En parallèle avec sa carrière d'interprète, Nicolas Bouchaud, un des meilleurs comédiens de sa génération et émérite passeur de textes, mène un "solo side project" avec le metteur en scène Eric Didry et la collaboration artistique de Véronique Timsit, à partir de textes non destinés originellement à la scène. Avec "Maîtres anciens", ils ont investi l'oeuvre éponyme du romancier et dramaturge autrichien Thomas Bernhard, qui, comme leur premier opus "La loi du marcheur ", aborde la thématique du rapport à l'art et au monde. Ce choix est judicieux non seulement en ce qui concerne la dialectique bernhardienne mais également car elle aborde et développe l'ensemble de ses thèmes récurrents constituant à ce titre une synthèse édifiante et une bonne introduction à son oeuvre. Dans ce roman-monologue autofictionnel sous-titré "Comédie", à entendre comme visant tant la comédie de l'art que la comédie humaine, qui travaille sur le motif de la disparition, un détestateur du monde qui s'est esquivé dans l'art pour l'éviter, avatar de l'auteur sur le mode de l'atrabilaire moliéresque, se répand en imprécations furieuses et proférations polémiques.

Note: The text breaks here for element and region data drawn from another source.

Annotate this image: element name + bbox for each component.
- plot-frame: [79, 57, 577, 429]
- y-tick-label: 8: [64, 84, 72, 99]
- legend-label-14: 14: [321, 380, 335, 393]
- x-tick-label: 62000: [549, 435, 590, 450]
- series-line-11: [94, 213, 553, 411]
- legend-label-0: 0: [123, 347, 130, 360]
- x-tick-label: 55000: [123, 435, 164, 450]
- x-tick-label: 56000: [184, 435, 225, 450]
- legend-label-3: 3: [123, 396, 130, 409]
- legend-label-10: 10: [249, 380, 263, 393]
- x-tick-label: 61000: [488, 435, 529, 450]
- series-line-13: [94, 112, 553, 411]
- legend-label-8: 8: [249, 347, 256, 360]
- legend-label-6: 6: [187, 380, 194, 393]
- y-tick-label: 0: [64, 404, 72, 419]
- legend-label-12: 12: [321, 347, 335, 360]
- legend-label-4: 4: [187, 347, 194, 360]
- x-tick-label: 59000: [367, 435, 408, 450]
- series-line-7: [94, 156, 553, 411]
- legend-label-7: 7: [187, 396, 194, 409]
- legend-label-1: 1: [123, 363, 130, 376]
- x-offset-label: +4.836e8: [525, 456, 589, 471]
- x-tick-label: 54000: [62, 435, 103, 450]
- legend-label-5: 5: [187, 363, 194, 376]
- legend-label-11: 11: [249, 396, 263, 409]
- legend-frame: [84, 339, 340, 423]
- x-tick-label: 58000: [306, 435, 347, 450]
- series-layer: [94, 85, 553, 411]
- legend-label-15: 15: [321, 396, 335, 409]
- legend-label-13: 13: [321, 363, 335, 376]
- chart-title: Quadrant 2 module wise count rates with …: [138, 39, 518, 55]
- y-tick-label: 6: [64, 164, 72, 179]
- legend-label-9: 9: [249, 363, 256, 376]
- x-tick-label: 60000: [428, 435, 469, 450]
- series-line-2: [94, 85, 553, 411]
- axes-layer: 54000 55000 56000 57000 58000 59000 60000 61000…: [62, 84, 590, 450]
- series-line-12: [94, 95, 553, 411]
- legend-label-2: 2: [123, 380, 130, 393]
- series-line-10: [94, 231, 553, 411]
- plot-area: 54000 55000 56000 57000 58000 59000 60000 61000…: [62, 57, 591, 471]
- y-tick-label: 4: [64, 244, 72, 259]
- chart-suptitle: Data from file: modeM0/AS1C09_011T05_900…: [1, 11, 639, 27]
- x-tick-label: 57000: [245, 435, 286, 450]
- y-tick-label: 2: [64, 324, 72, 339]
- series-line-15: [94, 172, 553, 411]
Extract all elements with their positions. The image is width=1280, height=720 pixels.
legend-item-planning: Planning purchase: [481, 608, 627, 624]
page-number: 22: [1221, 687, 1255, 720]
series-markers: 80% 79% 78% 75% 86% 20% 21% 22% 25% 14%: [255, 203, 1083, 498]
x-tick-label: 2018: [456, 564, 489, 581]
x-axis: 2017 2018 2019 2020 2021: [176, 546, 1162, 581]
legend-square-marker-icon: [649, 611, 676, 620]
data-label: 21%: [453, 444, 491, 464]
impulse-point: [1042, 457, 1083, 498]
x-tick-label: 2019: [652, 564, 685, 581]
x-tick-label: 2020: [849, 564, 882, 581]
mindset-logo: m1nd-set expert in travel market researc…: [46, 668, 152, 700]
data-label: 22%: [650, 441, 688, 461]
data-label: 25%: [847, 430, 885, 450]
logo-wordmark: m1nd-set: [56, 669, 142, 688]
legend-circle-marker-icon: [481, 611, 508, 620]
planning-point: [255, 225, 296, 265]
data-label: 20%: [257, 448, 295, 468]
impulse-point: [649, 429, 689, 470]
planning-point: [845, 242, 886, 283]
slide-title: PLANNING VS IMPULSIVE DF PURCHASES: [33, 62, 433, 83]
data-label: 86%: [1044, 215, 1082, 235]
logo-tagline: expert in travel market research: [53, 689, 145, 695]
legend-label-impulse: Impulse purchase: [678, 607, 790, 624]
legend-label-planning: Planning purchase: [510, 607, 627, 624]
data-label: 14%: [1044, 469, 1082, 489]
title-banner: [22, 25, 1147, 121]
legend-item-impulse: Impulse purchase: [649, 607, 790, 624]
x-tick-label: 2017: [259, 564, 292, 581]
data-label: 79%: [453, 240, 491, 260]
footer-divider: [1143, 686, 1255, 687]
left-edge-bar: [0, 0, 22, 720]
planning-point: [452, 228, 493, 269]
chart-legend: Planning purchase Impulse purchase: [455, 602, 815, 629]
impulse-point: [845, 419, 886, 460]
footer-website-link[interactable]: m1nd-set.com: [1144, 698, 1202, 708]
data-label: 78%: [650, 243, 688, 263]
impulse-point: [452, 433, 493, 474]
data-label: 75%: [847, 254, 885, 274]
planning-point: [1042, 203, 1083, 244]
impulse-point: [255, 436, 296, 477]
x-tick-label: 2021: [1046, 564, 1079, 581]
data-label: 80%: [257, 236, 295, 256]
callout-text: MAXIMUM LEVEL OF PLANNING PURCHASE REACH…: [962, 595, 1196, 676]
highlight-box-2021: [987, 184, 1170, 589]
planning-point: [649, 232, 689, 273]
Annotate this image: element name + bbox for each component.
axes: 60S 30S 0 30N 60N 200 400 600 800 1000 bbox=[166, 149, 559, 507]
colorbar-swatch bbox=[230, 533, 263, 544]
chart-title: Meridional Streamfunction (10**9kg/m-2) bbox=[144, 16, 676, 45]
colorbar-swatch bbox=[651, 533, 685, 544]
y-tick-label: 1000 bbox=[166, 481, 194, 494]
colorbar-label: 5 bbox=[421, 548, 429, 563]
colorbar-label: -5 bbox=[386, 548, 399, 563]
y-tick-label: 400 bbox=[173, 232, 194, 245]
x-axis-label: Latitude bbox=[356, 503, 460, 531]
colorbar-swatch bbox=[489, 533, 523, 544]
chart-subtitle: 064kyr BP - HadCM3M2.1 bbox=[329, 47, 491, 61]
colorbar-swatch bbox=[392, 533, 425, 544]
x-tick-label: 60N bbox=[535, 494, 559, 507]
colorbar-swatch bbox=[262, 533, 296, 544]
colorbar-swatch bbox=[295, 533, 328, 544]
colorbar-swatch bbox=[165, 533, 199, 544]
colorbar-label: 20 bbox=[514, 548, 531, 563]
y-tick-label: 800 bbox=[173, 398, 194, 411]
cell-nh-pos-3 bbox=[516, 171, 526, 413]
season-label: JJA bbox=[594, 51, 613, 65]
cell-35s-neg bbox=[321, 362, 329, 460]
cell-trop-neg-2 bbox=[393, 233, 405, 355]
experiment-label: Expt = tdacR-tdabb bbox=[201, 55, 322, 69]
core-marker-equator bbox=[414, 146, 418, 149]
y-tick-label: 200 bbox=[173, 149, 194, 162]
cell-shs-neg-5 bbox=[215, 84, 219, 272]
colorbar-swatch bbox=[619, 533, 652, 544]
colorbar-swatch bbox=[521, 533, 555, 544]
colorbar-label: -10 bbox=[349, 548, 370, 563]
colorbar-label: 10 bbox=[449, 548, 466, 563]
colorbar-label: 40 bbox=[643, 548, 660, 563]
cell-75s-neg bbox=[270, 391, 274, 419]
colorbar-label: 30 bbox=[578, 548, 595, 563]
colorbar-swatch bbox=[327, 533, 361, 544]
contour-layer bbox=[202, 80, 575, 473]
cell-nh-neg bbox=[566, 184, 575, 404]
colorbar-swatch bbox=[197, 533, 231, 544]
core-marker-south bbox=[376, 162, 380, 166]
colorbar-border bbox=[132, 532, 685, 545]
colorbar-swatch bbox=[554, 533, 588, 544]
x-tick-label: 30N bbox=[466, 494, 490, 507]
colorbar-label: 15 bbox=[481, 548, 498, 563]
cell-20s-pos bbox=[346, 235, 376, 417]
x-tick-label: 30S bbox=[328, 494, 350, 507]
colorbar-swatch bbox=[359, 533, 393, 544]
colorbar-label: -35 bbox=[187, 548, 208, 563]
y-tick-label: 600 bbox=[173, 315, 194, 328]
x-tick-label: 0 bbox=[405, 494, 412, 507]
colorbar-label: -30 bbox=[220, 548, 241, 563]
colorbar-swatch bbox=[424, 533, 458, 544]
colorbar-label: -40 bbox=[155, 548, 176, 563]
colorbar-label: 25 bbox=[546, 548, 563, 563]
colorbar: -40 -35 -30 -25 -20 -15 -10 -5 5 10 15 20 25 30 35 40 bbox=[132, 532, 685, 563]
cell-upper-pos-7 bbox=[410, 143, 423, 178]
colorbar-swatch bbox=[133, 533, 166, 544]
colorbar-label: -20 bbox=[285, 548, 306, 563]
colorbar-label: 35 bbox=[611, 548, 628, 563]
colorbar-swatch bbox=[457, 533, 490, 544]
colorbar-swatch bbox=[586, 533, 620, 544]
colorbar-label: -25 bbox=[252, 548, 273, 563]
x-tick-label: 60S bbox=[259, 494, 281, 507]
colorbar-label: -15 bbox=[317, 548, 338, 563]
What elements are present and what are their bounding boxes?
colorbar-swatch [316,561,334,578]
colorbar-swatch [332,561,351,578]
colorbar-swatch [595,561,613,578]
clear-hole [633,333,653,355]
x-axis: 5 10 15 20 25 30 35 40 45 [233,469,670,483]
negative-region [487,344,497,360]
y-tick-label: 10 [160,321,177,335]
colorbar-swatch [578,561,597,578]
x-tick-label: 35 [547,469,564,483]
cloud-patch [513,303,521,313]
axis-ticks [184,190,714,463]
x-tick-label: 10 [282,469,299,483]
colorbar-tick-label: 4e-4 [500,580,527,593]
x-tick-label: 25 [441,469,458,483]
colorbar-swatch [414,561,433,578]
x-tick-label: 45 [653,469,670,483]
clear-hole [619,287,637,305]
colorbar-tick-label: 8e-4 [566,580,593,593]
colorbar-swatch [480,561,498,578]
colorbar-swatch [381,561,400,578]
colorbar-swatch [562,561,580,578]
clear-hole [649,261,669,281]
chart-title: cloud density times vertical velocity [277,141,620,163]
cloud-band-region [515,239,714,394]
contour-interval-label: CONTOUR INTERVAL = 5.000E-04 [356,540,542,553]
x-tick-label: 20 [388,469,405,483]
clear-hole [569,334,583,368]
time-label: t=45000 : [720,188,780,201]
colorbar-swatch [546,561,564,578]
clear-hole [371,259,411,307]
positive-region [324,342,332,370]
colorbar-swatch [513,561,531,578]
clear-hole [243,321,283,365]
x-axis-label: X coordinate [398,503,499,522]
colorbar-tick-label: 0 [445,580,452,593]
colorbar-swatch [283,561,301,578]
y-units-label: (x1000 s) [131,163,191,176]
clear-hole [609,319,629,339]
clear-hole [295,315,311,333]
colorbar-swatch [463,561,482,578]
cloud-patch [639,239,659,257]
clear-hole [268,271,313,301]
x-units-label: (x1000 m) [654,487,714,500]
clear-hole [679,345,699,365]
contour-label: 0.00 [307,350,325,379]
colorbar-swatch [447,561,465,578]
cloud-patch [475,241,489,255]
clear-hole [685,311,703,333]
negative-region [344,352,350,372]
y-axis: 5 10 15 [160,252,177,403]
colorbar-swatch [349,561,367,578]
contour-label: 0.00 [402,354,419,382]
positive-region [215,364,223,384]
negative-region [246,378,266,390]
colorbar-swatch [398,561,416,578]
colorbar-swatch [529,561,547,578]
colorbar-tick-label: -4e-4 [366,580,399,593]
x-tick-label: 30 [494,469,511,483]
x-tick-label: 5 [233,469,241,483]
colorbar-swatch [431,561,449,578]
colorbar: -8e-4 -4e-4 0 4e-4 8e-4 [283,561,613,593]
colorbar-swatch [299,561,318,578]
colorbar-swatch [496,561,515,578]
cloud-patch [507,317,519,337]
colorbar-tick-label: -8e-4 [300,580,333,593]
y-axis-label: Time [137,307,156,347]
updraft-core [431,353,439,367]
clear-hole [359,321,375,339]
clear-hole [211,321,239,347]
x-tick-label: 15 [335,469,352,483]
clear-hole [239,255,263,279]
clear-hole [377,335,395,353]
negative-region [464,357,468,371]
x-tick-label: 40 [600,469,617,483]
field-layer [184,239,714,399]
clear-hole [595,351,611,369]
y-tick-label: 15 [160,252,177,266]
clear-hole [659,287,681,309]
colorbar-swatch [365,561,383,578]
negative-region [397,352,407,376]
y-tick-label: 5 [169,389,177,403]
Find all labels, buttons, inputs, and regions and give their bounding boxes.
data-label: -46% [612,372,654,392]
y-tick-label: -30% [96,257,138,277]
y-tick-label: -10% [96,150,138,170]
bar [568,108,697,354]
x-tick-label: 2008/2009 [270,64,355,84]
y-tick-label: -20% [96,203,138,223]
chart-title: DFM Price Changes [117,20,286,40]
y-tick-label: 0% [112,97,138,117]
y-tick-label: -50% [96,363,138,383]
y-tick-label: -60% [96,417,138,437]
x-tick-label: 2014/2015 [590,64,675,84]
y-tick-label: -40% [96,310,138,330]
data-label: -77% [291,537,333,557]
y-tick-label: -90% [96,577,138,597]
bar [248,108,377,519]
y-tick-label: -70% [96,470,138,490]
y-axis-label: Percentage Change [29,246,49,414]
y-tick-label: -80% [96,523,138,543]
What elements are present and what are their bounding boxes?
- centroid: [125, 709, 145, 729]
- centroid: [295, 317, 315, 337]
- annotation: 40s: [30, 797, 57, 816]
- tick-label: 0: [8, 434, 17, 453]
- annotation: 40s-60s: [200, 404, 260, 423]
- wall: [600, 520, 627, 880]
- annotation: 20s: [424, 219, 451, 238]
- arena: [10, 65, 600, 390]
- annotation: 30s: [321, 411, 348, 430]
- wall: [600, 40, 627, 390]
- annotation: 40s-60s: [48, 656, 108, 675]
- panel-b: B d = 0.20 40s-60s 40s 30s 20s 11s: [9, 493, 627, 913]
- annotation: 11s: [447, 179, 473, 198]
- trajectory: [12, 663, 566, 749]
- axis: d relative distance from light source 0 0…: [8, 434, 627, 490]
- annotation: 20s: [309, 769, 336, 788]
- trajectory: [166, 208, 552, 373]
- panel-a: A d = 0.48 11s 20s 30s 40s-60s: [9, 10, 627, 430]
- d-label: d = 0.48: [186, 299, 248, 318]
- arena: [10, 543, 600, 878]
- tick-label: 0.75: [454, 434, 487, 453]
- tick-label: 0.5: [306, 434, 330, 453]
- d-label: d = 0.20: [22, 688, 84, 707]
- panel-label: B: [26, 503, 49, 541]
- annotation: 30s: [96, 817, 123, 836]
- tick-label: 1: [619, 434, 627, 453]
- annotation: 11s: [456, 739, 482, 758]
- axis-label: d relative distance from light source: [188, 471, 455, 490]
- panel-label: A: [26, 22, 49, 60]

Thomas Bernard se livre à un radical jeu de massacre iconoclaste qui embrasse toutes les époques, tous les arts et toutes les institutions tant publiques que familiales avec en ligne de mire les artistes de toutes disciplines, et en tête de gondole Beethoven, Stifter et Heidegger, l'Autriche, l'Etat, l'Eglise catholique et la famille. En guise de balles, deux armes de destruction massive : la critique et la satire par le prisme de la caricature qui constituent une filtre révélateur pour désacraliser les oeuvres ridicules, pénibles et "kitsch" et s'émanciper des figures tutélaires et oppressives, ce qui, sur le principe, s'avère roboratif mais, en l'espèce, s'apparente au nihilisme. Dans une évocation de salle muséale conçue par Elise Capdenat et Pia de Compiègne ont conçu un décor évocateur du fantôme d'une salle muséale vide dans laquelle sévit l'exhortateur, un critique musical atteint de "logorrhée musicologique" qui sacrifie tous les deux jours au même rituel, aller au Kunsthistorisches Museum de Vienne pour demeurer assis des heures devant une toile du Tintoret.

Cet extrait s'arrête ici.